The brunette nodded hesitantly, offering a tearful, weak smile. "Yes, he is." She murmured something else then, so quietly that he had to strain to hear her, and her words made the lost memory come flooding back to him with such force he almost gagged.
Harry writhed with pain in the dirt at Voldemort's feet, fingers scrabbling at his scar, a brilliant red against his white skin, while a petite redheaded girl stood tall and proud next to him, head held high with such determination he didn't recognise her at first, and then he caught a glimpse of her face and was shouting her name and running towards her, desperate to get her away from that monster… and then… nothing.
"Ginny! Ginny was – right in front of You-Know-Who… she was facing him!" He began to understand why Hermione was so devastated and unlike herself. "Merlin, Hermione... she's dead, isn't she?"
Hermione let out a small cry of distress, and his heart plummeted to his feet. Ginny was dead. His little, annoying sister, who tagged onto him because she thought he understood her, who always ran to him when the twins were picking on her, who when she grew into a young, amazing woman thought of him as not just a brother but a friend too… how could she be gone?
"No. Ginny's alive."
Furious, Ron threw himself out of the bed, only stopping himself from crumpling by grabbing hold of the bedpost. His unused muscles screeched in protest but he found that he didn't care, overwhelmed by such bewilderment and anger that he wanted to lash out and it terrified him.
"Why the hell would you let me think that? Do you have any idea how I felt, then?"
"I've got a pretty good idea, actually." Hermione retorted, sliding off the bed and standing opposite him, hands on her hips. "Please, Ron, will you just listen?"
"I will when you stop skipping around the bloody subject!" Ron bellowed, kicking at the leg of the bed and cursing vividly as his toe throbbed angrily.
"Stop picking a fight and just… listen. Please."
Sucking in a deep breath, Ron struggled to calm himself, perching himself on the chair next to his bed and staring up at her expectantly. "Go on, then." He said harshly. "What's so damned important?"
She lowered her head then, her curls falling over her face, and he could see the blankets dampening with her tears. And then she said two words that were so impossible he didn't want to believe her, but the look on her face told him different, because she would never joke about something like that.
"Harry's dead."
Ron laughed before he could stop himself, a choked laugh that sounded nothing like him, and though Hermione was looking at him in utmost horror and betrayal he couldn't stop, and soon he was laughing so hard that his sides ached and the tears of mirth were spilling down his face. Hermione continued to stare at him as if he were crazy, and he began to wonder if maybe he had lost it because after all he had just been told that his best friend was dead, Harry Potter was dead, and here he was laughing…
"You're wrong." The words came out of his mouth before he could stop them. She stumbled slightly, frowning at him. "This is Harry we're talking about. Harry isn't dead, don't be stupid. He faced off Voldemort almost every damn year and survived with not much more than a scratch.
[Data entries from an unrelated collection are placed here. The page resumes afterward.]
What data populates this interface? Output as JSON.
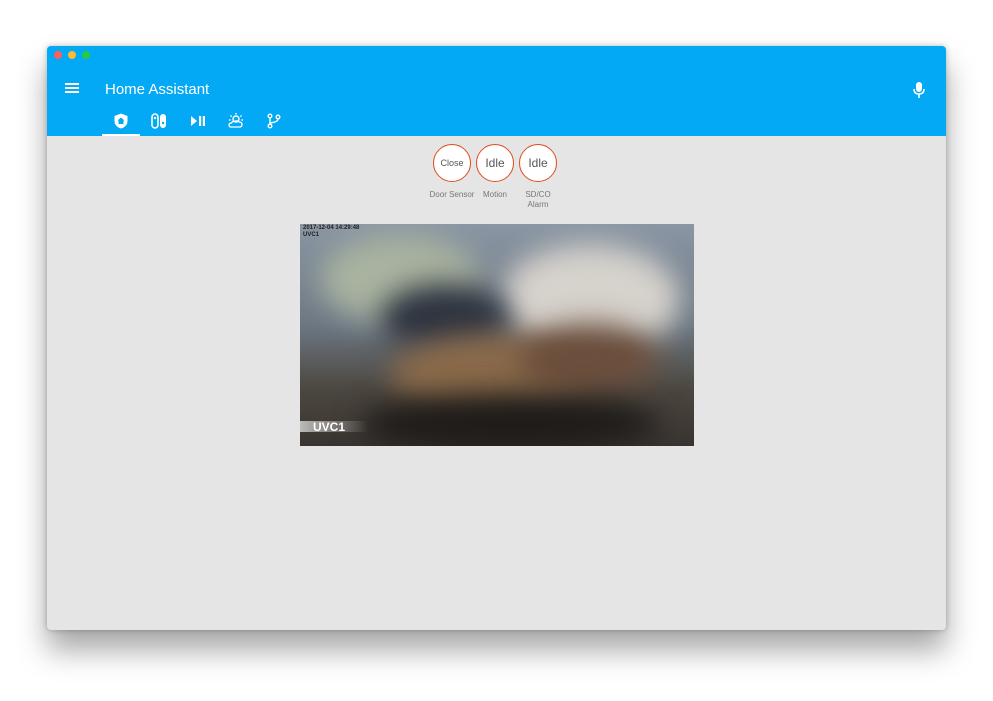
{
  "app": {
    "title": "Home Assistant"
  },
  "tabs": [
    {
      "icon": "home-shield-icon",
      "active": true
    },
    {
      "icon": "nintendo-switch-icon",
      "active": false
    },
    {
      "icon": "play-pause-icon",
      "active": false
    },
    {
      "icon": "weather-partly-cloudy-icon",
      "active": false
    },
    {
      "icon": "source-branch-icon",
      "active": false
    }
  ],
  "badges": [
    {
      "state": "Close",
      "label": "Door Sensor"
    },
    {
      "state": "Idle",
      "label": "Motion"
    },
    {
      "state": "Idle",
      "label": "SD/CO Alarm"
    }
  ],
  "camera": {
    "timestamp": "2017-12-04 14:29:48",
    "overlay_small": "UVC1",
    "name": "UVC1"
  },
  "colors": {
    "header": "#03a9f4",
    "badge_border": "#df4c1e",
    "background": "#e5e5e5"
  }
}
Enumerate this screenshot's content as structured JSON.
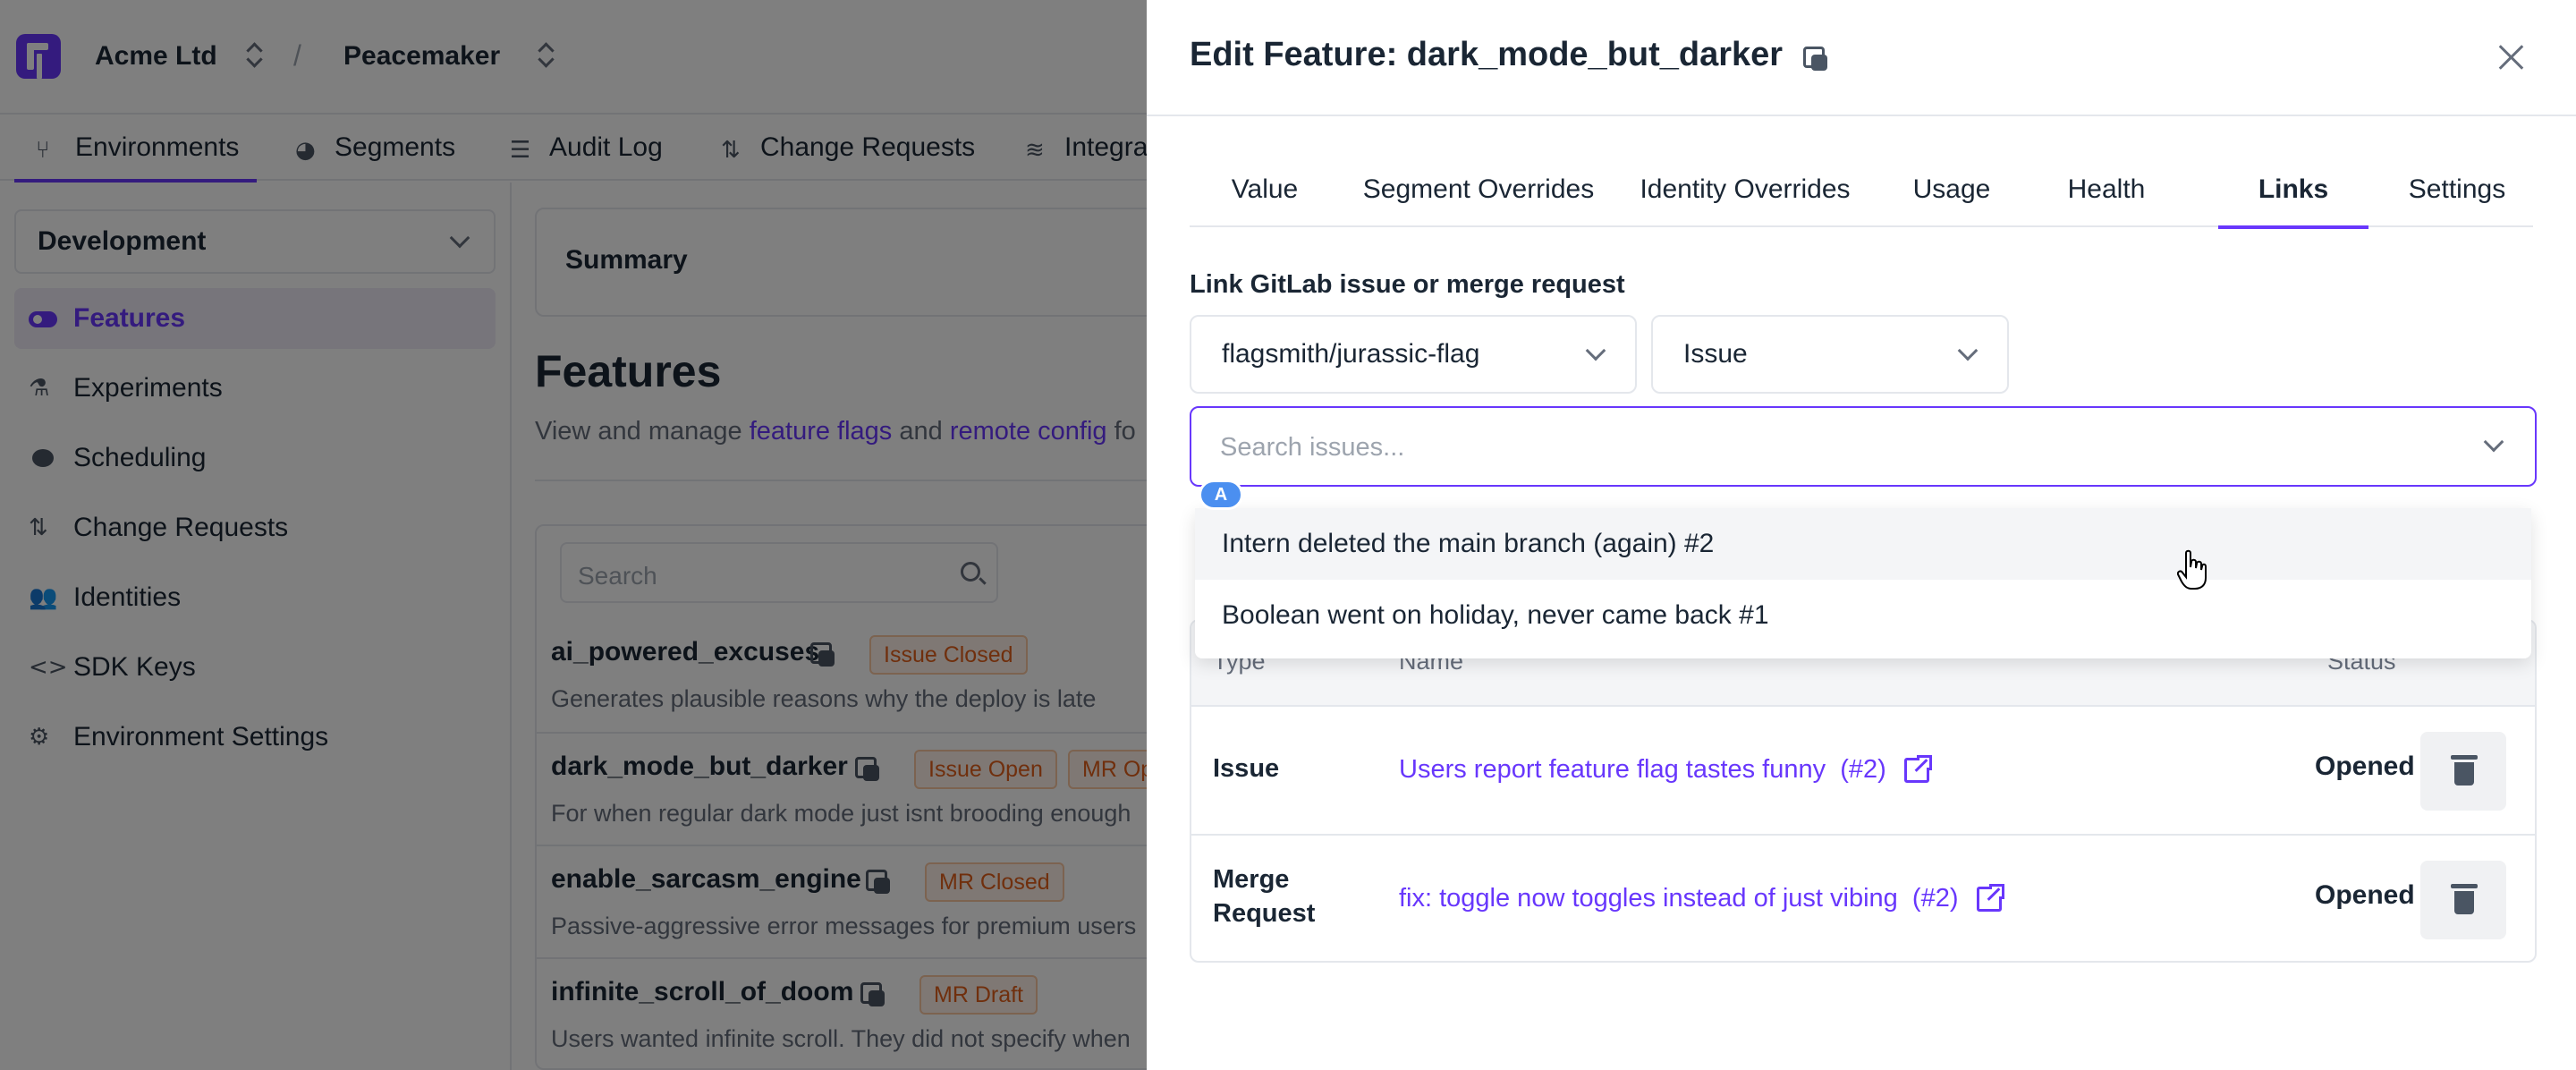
{
  "topbar": {
    "organisation": "Acme Ltd",
    "separator": "/",
    "project": "Peacemaker"
  },
  "nav_tabs": [
    {
      "label": "Environments",
      "icon": "branch-icon",
      "active": true
    },
    {
      "label": "Segments",
      "icon": "pie-chart-icon",
      "active": false
    },
    {
      "label": "Audit Log",
      "icon": "list-icon",
      "active": false
    },
    {
      "label": "Change Requests",
      "icon": "pull-request-icon",
      "active": false
    },
    {
      "label": "Integra",
      "icon": "layers-icon",
      "active": false
    }
  ],
  "sidebar": {
    "environment": "Development",
    "items": [
      {
        "label": "Features",
        "icon": "toggle-icon",
        "active": true
      },
      {
        "label": "Experiments",
        "icon": "flask-icon",
        "active": false
      },
      {
        "label": "Scheduling",
        "icon": "clock-icon",
        "active": false
      },
      {
        "label": "Change Requests",
        "icon": "pull-request-icon",
        "active": false
      },
      {
        "label": "Identities",
        "icon": "users-icon",
        "active": false
      },
      {
        "label": "SDK Keys",
        "icon": "code-icon",
        "active": false
      },
      {
        "label": "Environment Settings",
        "icon": "gear-icon",
        "active": false
      }
    ]
  },
  "main": {
    "summary_label": "Summary",
    "title": "Features",
    "subtitle_pre": "View and manage ",
    "subtitle_link1": "feature flags",
    "subtitle_mid": " and ",
    "subtitle_link2": "remote config",
    "subtitle_post": " fo",
    "search_placeholder": "Search",
    "features": [
      {
        "name": "ai_powered_excuses",
        "description": "Generates plausible reasons why the deploy is late",
        "tags": [
          "Issue Closed"
        ]
      },
      {
        "name": "dark_mode_but_darker",
        "description": "For when regular dark mode just isnt brooding enough",
        "tags": [
          "Issue Open",
          "MR Op"
        ]
      },
      {
        "name": "enable_sarcasm_engine",
        "description": "Passive-aggressive error messages for premium users",
        "tags": [
          "MR Closed"
        ]
      },
      {
        "name": "infinite_scroll_of_doom",
        "description": "Users wanted infinite scroll. They did not specify when",
        "tags": [
          "MR Draft"
        ]
      }
    ]
  },
  "panel": {
    "title": "Edit Feature: dark_mode_but_darker",
    "tabs": [
      {
        "label": "Value",
        "active": false
      },
      {
        "label": "Segment Overrides",
        "active": false
      },
      {
        "label": "Identity Overrides",
        "active": false
      },
      {
        "label": "Usage",
        "active": false
      },
      {
        "label": "Health",
        "active": false
      },
      {
        "label": "Links",
        "active": true
      },
      {
        "label": "Settings",
        "active": false
      }
    ],
    "link_label": "Link GitLab issue or merge request",
    "repo_select": "flagsmith/jurassic-flag",
    "type_select": "Issue",
    "search_placeholder": "Search issues...",
    "badge": "A",
    "dropdown_options": [
      "Intern deleted the main branch (again) #2",
      "Boolean went on holiday, never came back #1"
    ],
    "table": {
      "headers": {
        "type": "Type",
        "name": "Name",
        "status": "Status"
      },
      "rows": [
        {
          "type": "Issue",
          "name": "Users report feature flag tastes funny",
          "number": "(#2)",
          "status": "Opened"
        },
        {
          "type": "Merge Request",
          "name": "fix: toggle now toggles instead of just vibing",
          "number": "(#2)",
          "status": "Opened"
        }
      ]
    }
  },
  "colors": {
    "accent": "#6837fc",
    "tag_orange": "#e05f1a",
    "overlay": "#000000"
  }
}
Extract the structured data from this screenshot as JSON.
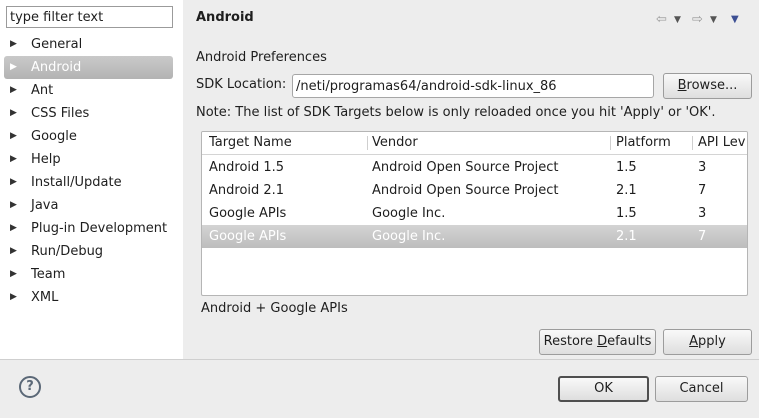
{
  "filter": {
    "placeholder": "type filter text"
  },
  "tree": {
    "items": [
      {
        "label": "General",
        "selected": false
      },
      {
        "label": "Android",
        "selected": true
      },
      {
        "label": "Ant",
        "selected": false
      },
      {
        "label": "CSS Files",
        "selected": false
      },
      {
        "label": "Google",
        "selected": false
      },
      {
        "label": "Help",
        "selected": false
      },
      {
        "label": "Install/Update",
        "selected": false
      },
      {
        "label": "Java",
        "selected": false
      },
      {
        "label": "Plug-in Development",
        "selected": false
      },
      {
        "label": "Run/Debug",
        "selected": false
      },
      {
        "label": "Team",
        "selected": false
      },
      {
        "label": "XML",
        "selected": false
      }
    ]
  },
  "page": {
    "title": "Android",
    "heading": "Android Preferences",
    "sdk_label": "SDK Location:",
    "sdk_value": "/neti/programas64/android-sdk-linux_86",
    "browse_label_pre": "",
    "browse_label_mn": "B",
    "browse_label_post": "rowse...",
    "note": "Note: The list of SDK Targets below is only reloaded once you hit 'Apply' or 'OK'.",
    "selected_target": "Android + Google APIs"
  },
  "nav_icons": {
    "back": "back-arrow-icon",
    "forward": "forward-arrow-icon",
    "menu": "view-menu-icon"
  },
  "table": {
    "columns": [
      "Target Name",
      "Vendor",
      "Platform",
      "API Lev"
    ],
    "rows": [
      {
        "name": "Android 1.5",
        "vendor": "Android Open Source Project",
        "platform": "1.5",
        "api": "3",
        "selected": false
      },
      {
        "name": "Android 2.1",
        "vendor": "Android Open Source Project",
        "platform": "2.1",
        "api": "7",
        "selected": false
      },
      {
        "name": "Google APIs",
        "vendor": "Google Inc.",
        "platform": "1.5",
        "api": "3",
        "selected": false
      },
      {
        "name": "Google APIs",
        "vendor": "Google Inc.",
        "platform": "2.1",
        "api": "7",
        "selected": true
      }
    ]
  },
  "buttons": {
    "restore_pre": "Restore ",
    "restore_mn": "D",
    "restore_post": "efaults",
    "apply_pre": "",
    "apply_mn": "A",
    "apply_post": "pply",
    "ok": "OK",
    "cancel": "Cancel"
  },
  "help": {
    "icon": "help-icon",
    "glyph": "?"
  },
  "colors": {
    "selection": "#b9b9b9",
    "panel_bg": "#ededed",
    "menu_accent": "#3c4f93"
  }
}
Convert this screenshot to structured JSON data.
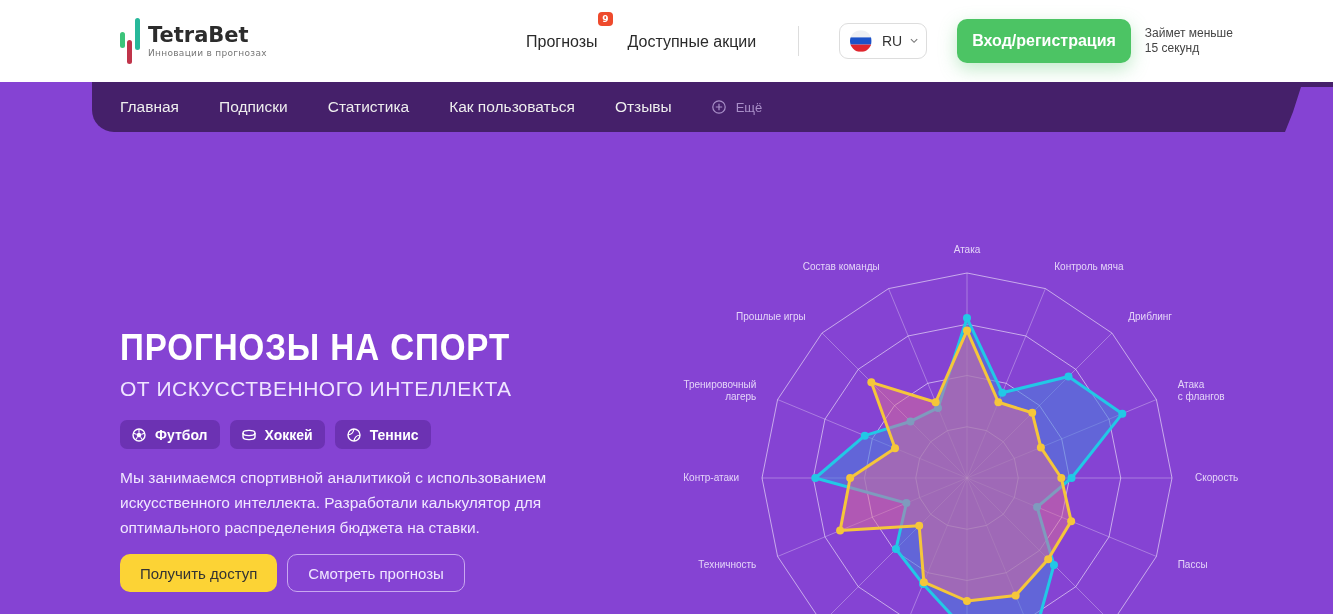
{
  "header": {
    "logo": {
      "name": "TetraBet",
      "tagline": "Инновации в прогнозах"
    },
    "links": [
      {
        "label": "Прогнозы",
        "badge": "9"
      },
      {
        "label": "Доступные акции"
      }
    ],
    "language": {
      "code": "RU"
    },
    "login_button": "Вход/регистрация",
    "login_note": "Займет меньше\n15 секунд"
  },
  "nav": {
    "items": [
      {
        "label": "Главная",
        "kind": "link"
      },
      {
        "label": "Подписки",
        "kind": "link"
      },
      {
        "label": "Статистика",
        "kind": "link"
      },
      {
        "label": "Как пользоваться",
        "kind": "link"
      },
      {
        "label": "Отзывы",
        "kind": "link"
      },
      {
        "label": "Ещё",
        "kind": "more"
      }
    ]
  },
  "hero": {
    "title": "ПРОГНОЗЫ НА СПОРТ",
    "subtitle": "ОТ ИСКУССТВЕННОГО ИНТЕЛЛЕКТА",
    "sports": [
      {
        "label": "Футбол",
        "kind": "football"
      },
      {
        "label": "Хоккей",
        "kind": "hockey"
      },
      {
        "label": "Теннис",
        "kind": "tennis"
      }
    ],
    "text": "Мы занимаемся спортивной аналитикой с использованием искусственного интеллекта. Разработали калькулятор для оптимального распределения бюджета на ставки.",
    "buttons": [
      {
        "label": "Получить доступ",
        "kind": "primary"
      },
      {
        "label": "Смотреть прогнозы",
        "kind": "outline"
      }
    ]
  },
  "radar": {
    "labels_right": [
      "Атака",
      "Контроль мяча",
      "Дриблинг",
      "Атака\nс флангов",
      "Скорость",
      "Пассы"
    ],
    "labels_left": [
      "Состав команды",
      "Прошлые игры",
      "Тренировочный\nлагерь",
      "Контр-атаки",
      "Техничность"
    ]
  }
}
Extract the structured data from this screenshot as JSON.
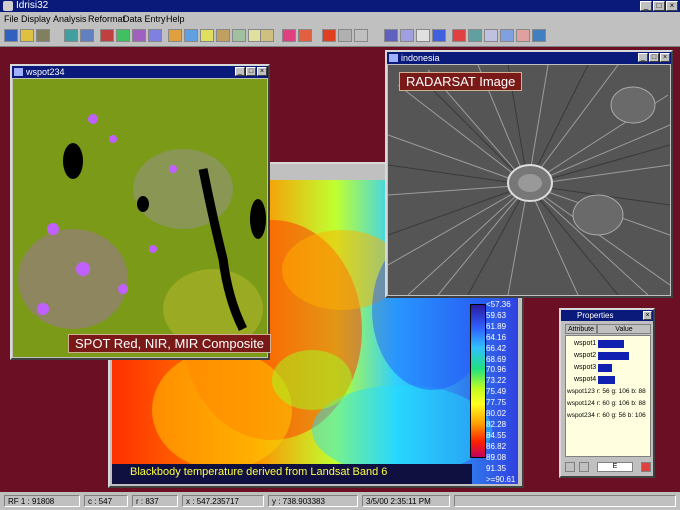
{
  "app": {
    "title": "Idrisi32"
  },
  "menu": [
    "File",
    "Display",
    "Analysis",
    "Reformat",
    "Data Entry",
    "Help"
  ],
  "windows": {
    "spot": {
      "title": "wspot234",
      "label": "SPOT Red, NIR, MIR Composite"
    },
    "radarsat": {
      "title": "indonesia",
      "label": "RADARSAT Image"
    },
    "landsat": {
      "label": "Blackbody temperature derived from Landsat Band 6"
    }
  },
  "legend": [
    "<57.36",
    "59.63",
    "61.89",
    "64.16",
    "66.42",
    "68.69",
    "70.96",
    "73.22",
    "75.49",
    "77.75",
    "80.02",
    "82.28",
    "84.55",
    "86.82",
    "89.08",
    "91.35",
    ">=90.61"
  ],
  "properties": {
    "title": "Properties",
    "col_attribute": "Attribute",
    "col_value": "Value",
    "rows": [
      {
        "name": "wspot1",
        "value": 0.55
      },
      {
        "name": "wspot2",
        "value": 0.65
      },
      {
        "name": "wspot3",
        "value": 0.3
      },
      {
        "name": "wspot4",
        "value": 0.35
      }
    ],
    "info": [
      "wspot123 r: 56 g: 106 b: 88",
      "wspot124 r: 60 g: 106 b: 88",
      "wspot234 r: 60 g: 56 b: 106"
    ],
    "field_value": "E"
  },
  "status": {
    "rf": "RF 1 : 91808",
    "c": "c : 547",
    "r": "r : 837",
    "x": "x : 547.235717",
    "y": "y : 738.903383",
    "datetime": "3/5/00 2:35:11 PM"
  }
}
Why should this be any different?" He continued to chuckle, shaking his head. Then Hermione was kneeling before him, taking his hands in hers and staring him in the face.
"Because, Ron," she said softly, squeezing his fingers. "Because whether we want to believe it or not, it won't change the fact that Harry – Harry's dead. He's gone, and he's not coming back, ever."
Then Ron's tears of laughter turned to something so much worse and it was Hermione holding him and comforting him as he soaked her shoulder as he cried for the brother he should have had, the person that had helped him find who he was, and he cried for Harry Potter, the boy who had had the world pushed onto his shoulders at the age of one and the boy who had never been given a chance to live a life as he wanted it.
But most of all, he cried for himself, because he no longer knew how to live without Harry.